Теоретическая и регулятивная функции познавательного принципа являются разными. Например, по Голдману, как теоретический принцип идея, что убеждение является обоснованным, если его каузальная родословная состоит в том, что оно сформировано благодаря надежному когнитивному процессу, является вполне допустимой. Разумеется, этот принцип не может быть использован самим познающим для регулирования своего доксастического отношения (относящегося к убеждению – doxa). В некоторое время t субъект не находится в той позиции, чтобы оценить, сформировано ли его убеждение надежным процессом или имеет ли надежную «родословную». Нет никакой гарантии, что он сможет применить этот принцип к конкретному случаю. Также методологический принцип не является всегда инструкцией или правилом для выбора убеждения, каковыми являются, например, четыре правила Декарта или байесианский пробабилизм. Байесианизм требует от познающего субъективно выбрать такую альтернативу, которая соответствует исчислению вероятностей. И у Декарта, и у Байеса эпистемический принцип выполняет регулятивную функцию. Напротив, экстерналистский принцип обоснования теоретически оценивает уже сформированное убеждение. Голдман настаивает, что интерналистский тезис, согласно которому только внутренние факторы могут служить основанием для убеждения, основан на смешении этих двух функций.

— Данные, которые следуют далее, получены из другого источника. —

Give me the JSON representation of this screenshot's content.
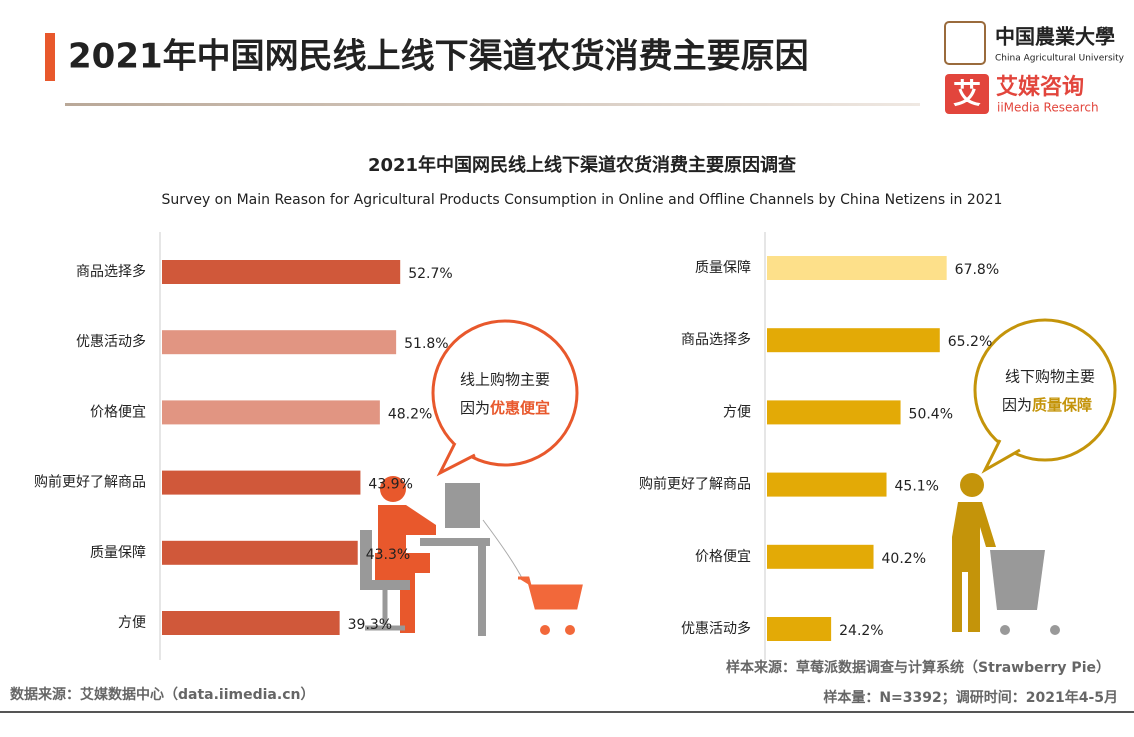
{
  "header": {
    "title": "2021年中国网民线上线下渠道农货消费主要原因",
    "logo_cau": "中国農業大學",
    "logo_cau_en": "China Agricultural University",
    "logo_icon": "艾",
    "logo_iimedia": "艾媒咨询",
    "logo_iimedia_en": "iiMedia Research"
  },
  "figure": {
    "title": "2021年中国网民线上线下渠道农货消费主要原因调查",
    "subtitle": "Survey on Main Reason for Agricultural Products Consumption in Online and Offline Channels by China Netizens in 2021"
  },
  "chart_data": [
    {
      "type": "bar",
      "orientation": "horizontal",
      "categories": [
        "商品选择多",
        "优惠活动多",
        "价格便宜",
        "购前更好了解商品",
        "质量保障",
        "方便"
      ],
      "values": [
        52.7,
        51.8,
        48.2,
        43.9,
        43.3,
        39.3
      ],
      "value_labels": [
        "52.7%",
        "51.8%",
        "48.2%",
        "43.9%",
        "43.3%",
        "39.3%"
      ],
      "colors": [
        "#d0583a",
        "#e19582",
        "#e19582",
        "#d0583a",
        "#d0583a",
        "#d0583a"
      ],
      "xlim": [
        0,
        100
      ]
    },
    {
      "type": "bar",
      "orientation": "horizontal",
      "categories": [
        "质量保障",
        "商品选择多",
        "方便",
        "购前更好了解商品",
        "价格便宜",
        "优惠活动多"
      ],
      "values": [
        67.8,
        65.2,
        50.4,
        45.1,
        40.2,
        24.2
      ],
      "value_labels": [
        "67.8%",
        "65.2%",
        "50.4%",
        "45.1%",
        "40.2%",
        "24.2%"
      ],
      "colors": [
        "#fde08a",
        "#e3aa06",
        "#e3aa06",
        "#e3aa06",
        "#e3aa06",
        "#e3aa06"
      ],
      "xlim": [
        0,
        100
      ]
    }
  ],
  "bubbles": [
    {
      "line1": "线上购物主要",
      "prefix": "因为",
      "highlight": "优惠便宜"
    },
    {
      "line1": "线下购物主要",
      "prefix": "因为",
      "highlight": "质量保障"
    }
  ],
  "footer": {
    "sample_source": "样本来源：草莓派数据调查与计算系统（Strawberry Pie）",
    "data_source": "数据来源：艾媒数据中心（data.iimedia.cn）",
    "sample_info": "样本量：N=3392；调研时间：2021年4-5月"
  }
}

Что касается Декарта, то вообще возникает вопрос, можно ли его причислить к интернализму. Обычно Декарт считается отцом-основателем фундаментализма в философии, поскольку он утверждал, что все знание основывается на интуиции и дедукции. То, что можно знать, либо можно непосредственно интуитивно созерцать в ясных и очевидных понятиях, либо дедуктивно выводить из них другие понятия. Однако Декарт не был полным интерналистом, как показывает Э. Соуза. Он указывает на одно место из «Размышлений», где философ пишет следующее: «Я должен исследовать, как только к этому представится случай, существует ли Бог, и если он существует, может ли он быть обманщиком: в самом деле, если мы этого не сделаем, невозможно, как мне представляется, быть уверенным ни в чем остальном»177.

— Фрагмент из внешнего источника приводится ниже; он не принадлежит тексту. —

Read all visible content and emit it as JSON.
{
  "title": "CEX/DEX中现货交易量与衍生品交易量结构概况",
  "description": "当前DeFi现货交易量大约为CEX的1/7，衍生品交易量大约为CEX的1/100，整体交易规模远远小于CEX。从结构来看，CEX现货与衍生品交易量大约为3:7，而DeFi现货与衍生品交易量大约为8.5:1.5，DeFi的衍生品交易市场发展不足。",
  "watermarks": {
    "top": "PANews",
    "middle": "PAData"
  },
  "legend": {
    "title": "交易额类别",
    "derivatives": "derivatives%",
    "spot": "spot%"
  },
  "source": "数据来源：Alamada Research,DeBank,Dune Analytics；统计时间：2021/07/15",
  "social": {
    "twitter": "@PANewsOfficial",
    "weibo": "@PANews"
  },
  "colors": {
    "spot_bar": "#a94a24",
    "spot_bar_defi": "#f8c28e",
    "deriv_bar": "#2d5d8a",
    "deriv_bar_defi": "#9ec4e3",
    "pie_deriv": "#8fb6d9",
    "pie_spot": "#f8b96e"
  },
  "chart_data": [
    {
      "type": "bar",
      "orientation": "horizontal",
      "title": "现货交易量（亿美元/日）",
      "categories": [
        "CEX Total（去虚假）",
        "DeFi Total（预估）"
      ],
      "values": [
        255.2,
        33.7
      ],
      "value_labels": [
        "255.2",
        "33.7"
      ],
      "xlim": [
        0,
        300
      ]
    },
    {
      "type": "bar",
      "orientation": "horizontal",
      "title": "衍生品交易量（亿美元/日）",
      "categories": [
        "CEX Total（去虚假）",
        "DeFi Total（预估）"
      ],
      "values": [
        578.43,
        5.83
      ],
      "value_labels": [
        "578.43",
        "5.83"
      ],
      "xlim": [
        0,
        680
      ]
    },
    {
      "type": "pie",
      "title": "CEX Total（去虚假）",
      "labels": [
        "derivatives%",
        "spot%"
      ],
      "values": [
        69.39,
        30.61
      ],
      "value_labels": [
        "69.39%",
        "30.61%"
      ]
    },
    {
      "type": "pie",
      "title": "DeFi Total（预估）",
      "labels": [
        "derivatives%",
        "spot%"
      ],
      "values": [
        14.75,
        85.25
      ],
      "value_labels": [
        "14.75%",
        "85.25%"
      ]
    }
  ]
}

Что здесь имеется в виду? Для Декарта любой наш довод, любой аргумент, каким бы ясным он нам ни казался, зависит от двух фактов: 1) существует Бог; 2) этот Бог не является обманщиком. Но существование доброго Бога – это внешний факт для познания! Как же мы приходим к этим фактам? Доказать их с помощью демонстрации нельзя. Иначе возникает то же самое возражение: откуда мы знаем, что доказательство не обманывает нас? Понятно, почему Декарт вынужденно объявляет идею Бога врожденной. Иначе ему не избежать круга в объяснении. Откуда мы знаем, что любое доказательство существования Бога не кажется нам убедительным только потому, что его сделал таковым Злой Демон? Нельзя доказать существование Бога, потому что существование Бога – это основа любого доказательства, включая эмпирические и математические истины. Таким образом, как отмечает Соуза, Декарт вводит внешнее условие для познания, которое не может быть удовлетворительным образом обосновано только изнутри.

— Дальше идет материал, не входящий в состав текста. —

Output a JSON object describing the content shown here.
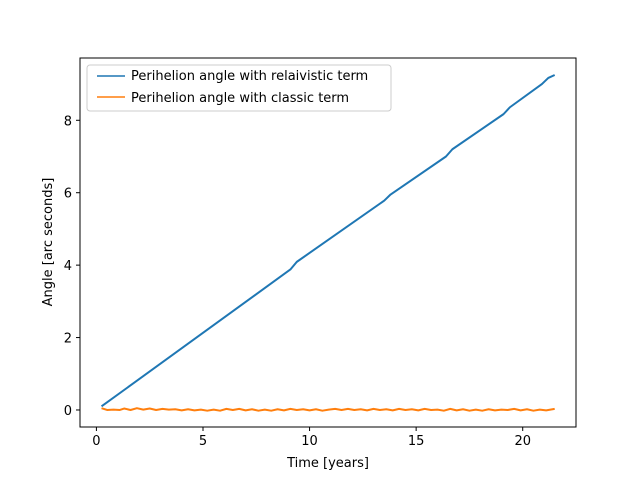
{
  "chart_data": {
    "type": "line",
    "title": "",
    "xlabel": "Time [years]",
    "ylabel": "Angle [arc seconds]",
    "xlim": [
      -0.77,
      22.5
    ],
    "ylim": [
      -0.47,
      9.72
    ],
    "xticks": [
      0,
      5,
      10,
      15,
      20
    ],
    "yticks": [
      0,
      2,
      4,
      6,
      8
    ],
    "grid": false,
    "legend_position": "upper-left",
    "series": [
      {
        "name": "Perihelion angle with relaivistic term",
        "color": "#1f77b4",
        "x": [
          0.24,
          9.1,
          9.4,
          13.5,
          13.8,
          16.4,
          16.7,
          19.1,
          19.4,
          20.9,
          21.2,
          21.5
        ],
        "y": [
          0.1,
          3.88,
          4.09,
          5.78,
          5.95,
          7.0,
          7.2,
          8.17,
          8.36,
          9.0,
          9.17,
          9.25
        ]
      },
      {
        "name": "Perihelion angle with classic term",
        "color": "#ff7f0e",
        "x": [
          0.24,
          0.5,
          0.8,
          1.1,
          1.3,
          1.6,
          1.9,
          2.2,
          2.5,
          2.8,
          3.1,
          3.4,
          3.7,
          4.0,
          4.3,
          4.6,
          4.9,
          5.2,
          5.5,
          5.8,
          6.1,
          6.4,
          6.7,
          7.0,
          7.3,
          7.6,
          7.9,
          8.2,
          8.5,
          8.8,
          9.1,
          9.4,
          9.7,
          10.0,
          10.3,
          10.6,
          10.9,
          11.2,
          11.5,
          11.8,
          12.1,
          12.4,
          12.7,
          13.0,
          13.3,
          13.6,
          13.9,
          14.2,
          14.5,
          14.8,
          15.1,
          15.4,
          15.7,
          16.0,
          16.3,
          16.6,
          16.9,
          17.2,
          17.5,
          17.8,
          18.1,
          18.4,
          18.7,
          19.0,
          19.3,
          19.6,
          19.9,
          20.2,
          20.5,
          20.8,
          21.1,
          21.5
        ],
        "y": [
          0.05,
          0.0,
          0.01,
          0.0,
          0.04,
          0.0,
          0.05,
          0.01,
          0.04,
          0.0,
          0.03,
          0.01,
          0.02,
          -0.01,
          0.02,
          -0.01,
          0.01,
          -0.02,
          0.01,
          -0.02,
          0.03,
          0.0,
          0.03,
          -0.01,
          0.02,
          -0.02,
          0.01,
          -0.02,
          0.02,
          -0.01,
          0.03,
          0.0,
          0.02,
          -0.01,
          0.02,
          -0.02,
          0.01,
          0.03,
          0.0,
          0.03,
          0.0,
          0.02,
          -0.01,
          0.03,
          0.0,
          0.02,
          -0.01,
          0.03,
          0.0,
          0.02,
          -0.01,
          0.03,
          0.0,
          0.01,
          -0.02,
          0.03,
          -0.01,
          0.02,
          -0.02,
          0.01,
          -0.02,
          0.02,
          -0.01,
          0.01,
          0.0,
          0.03,
          -0.01,
          0.02,
          -0.02,
          0.01,
          -0.01,
          0.03
        ]
      }
    ]
  }
}
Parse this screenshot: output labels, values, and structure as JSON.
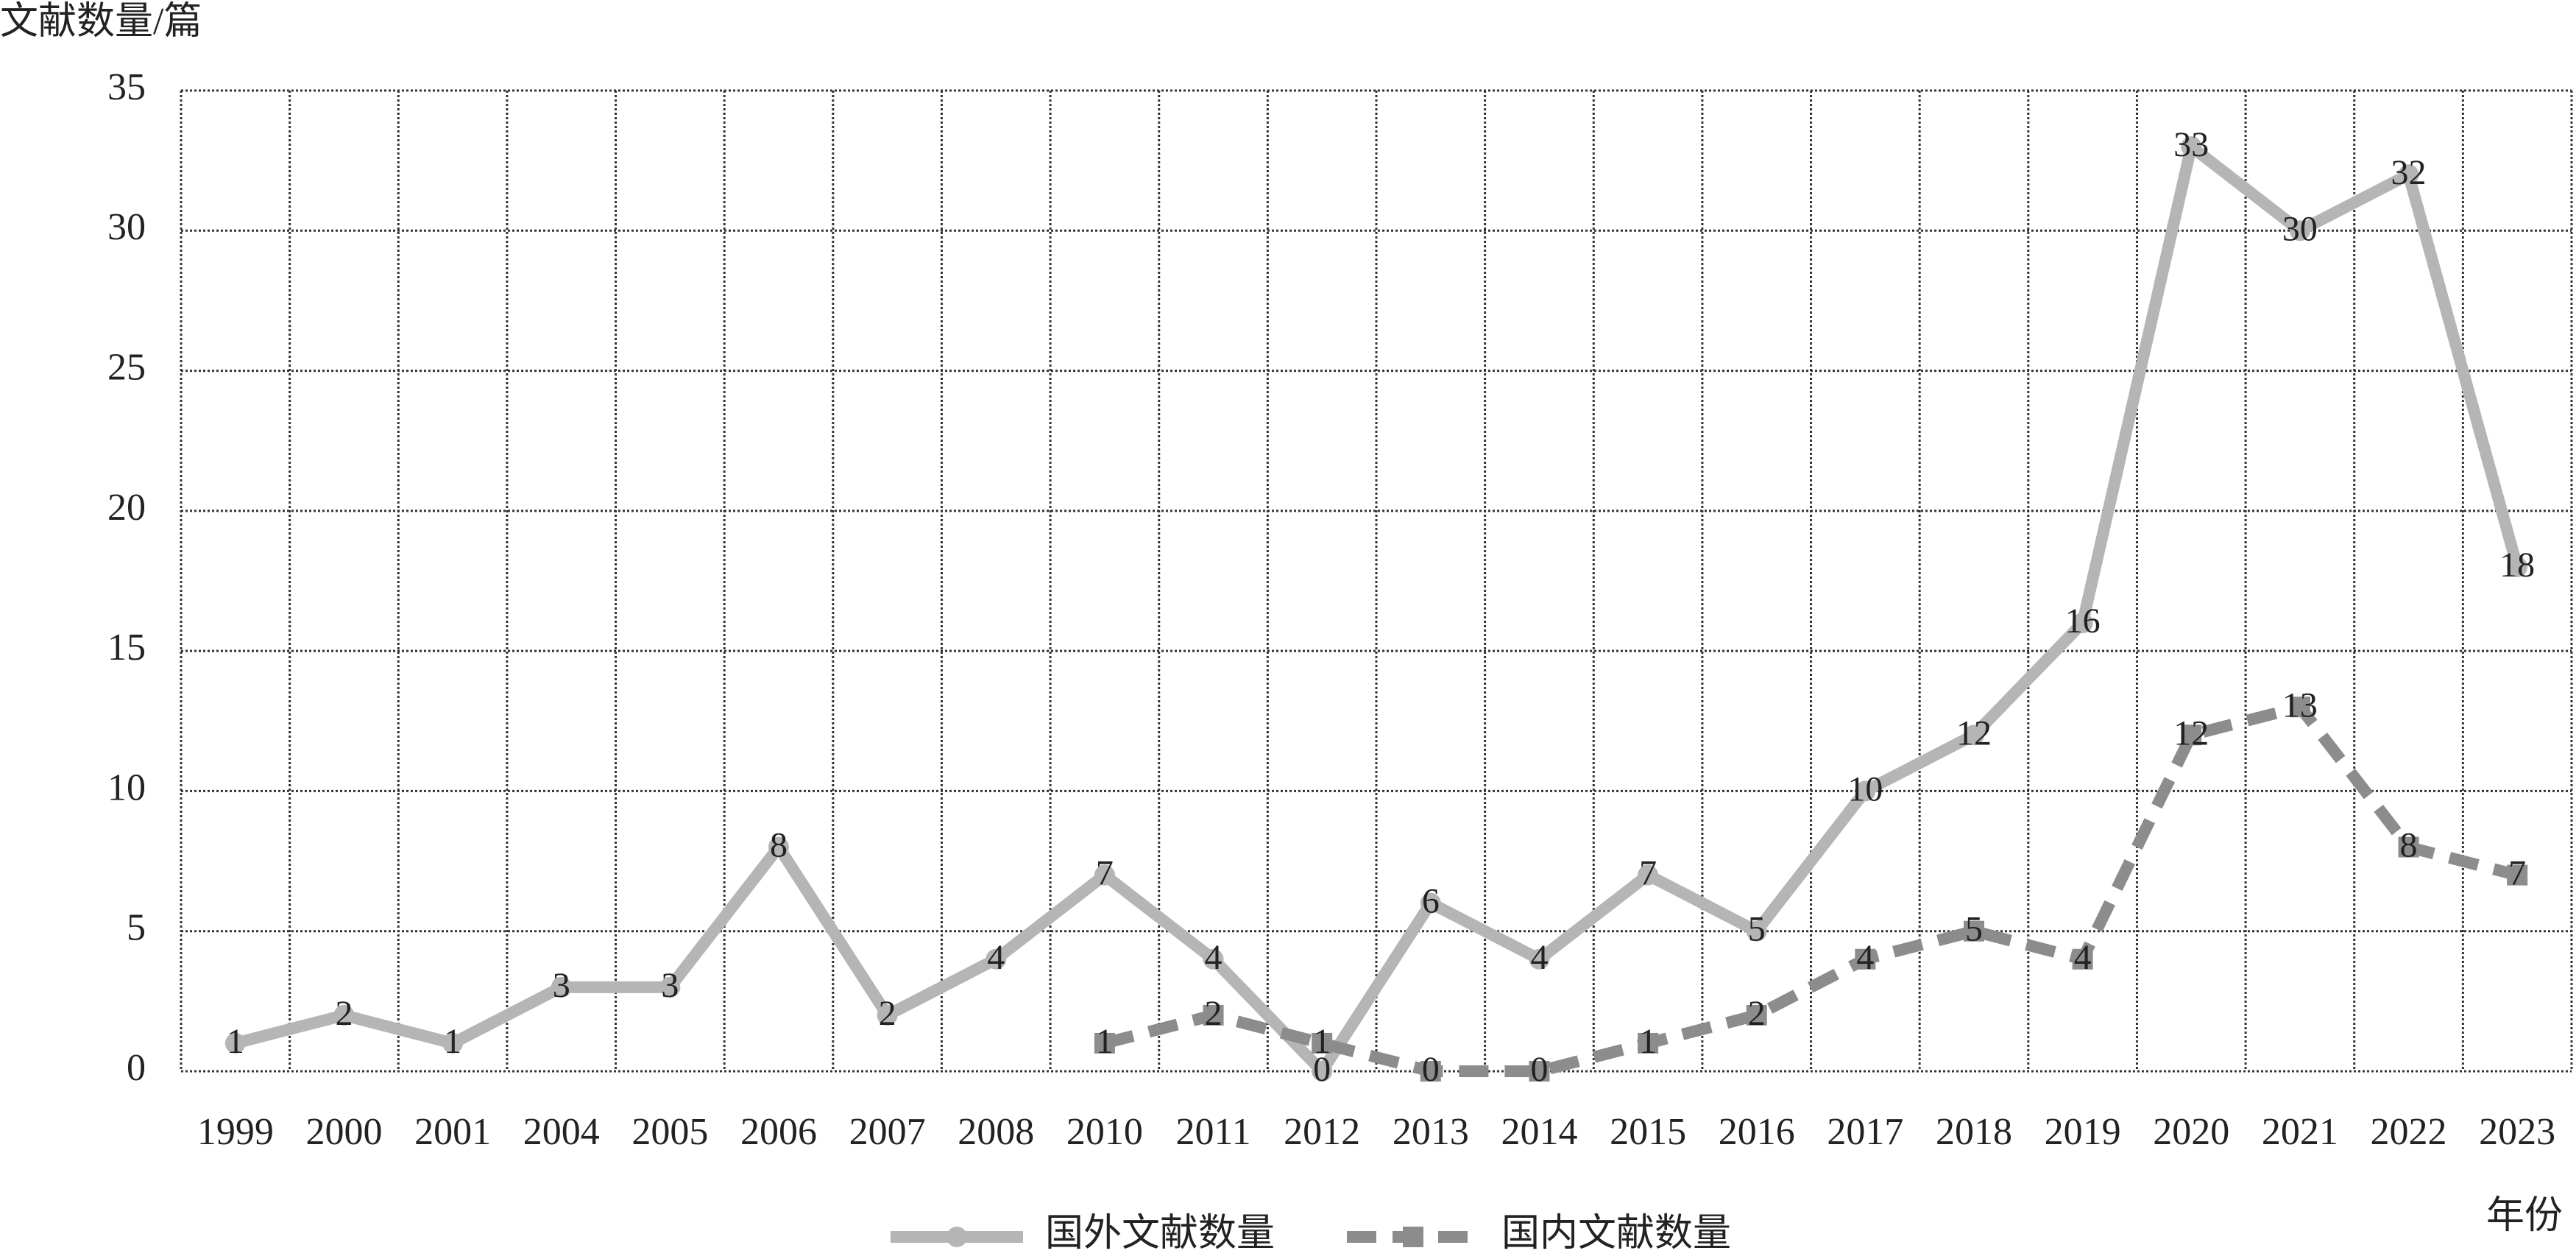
{
  "chart_data": {
    "type": "line",
    "y_label": "文献数量/篇",
    "x_label": "年份",
    "categories": [
      "1999",
      "2000",
      "2001",
      "2004",
      "2005",
      "2006",
      "2007",
      "2008",
      "2010",
      "2011",
      "2012",
      "2013",
      "2014",
      "2015",
      "2016",
      "2017",
      "2018",
      "2019",
      "2020",
      "2021",
      "2022",
      "2023"
    ],
    "series": [
      {
        "name": "国外文献数量",
        "color": "#b5b5b5",
        "marker": "circle",
        "dash": false,
        "values": [
          1,
          2,
          1,
          3,
          3,
          8,
          2,
          4,
          7,
          4,
          0,
          6,
          4,
          7,
          5,
          10,
          12,
          16,
          33,
          30,
          32,
          18
        ]
      },
      {
        "name": "国内文献数量",
        "color": "#8c8c8c",
        "marker": "square",
        "dash": true,
        "values": [
          null,
          null,
          null,
          null,
          null,
          null,
          null,
          null,
          1,
          2,
          1,
          0,
          0,
          1,
          2,
          4,
          5,
          4,
          12,
          13,
          8,
          7
        ]
      }
    ],
    "ylim": [
      0,
      35
    ],
    "yticks": [
      0,
      5,
      10,
      15,
      20,
      25,
      30,
      35
    ],
    "grid": true,
    "legend": "bottom"
  }
}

Интерналистский подход заключается в требовании, чтобы познающий придерживался определенного доксастического принципа выбора убеждения (doxastic decision principle). Например, убеждение является обоснованным, если оно основано на опыте, или если оно согласовано с другими убеждениями. Здесь есть целый ряд вопросов. 1. Что должно быть «на входе»? Опираясь на что именно должен делать выбор познающий? Какие состояния познающего релевантны для выбора убеждения? 2. Существует ли одна единственная правильная процедура или инструкция для корректного выбора убеждений? 3. Если да, то что делает эту инструкцию правильной?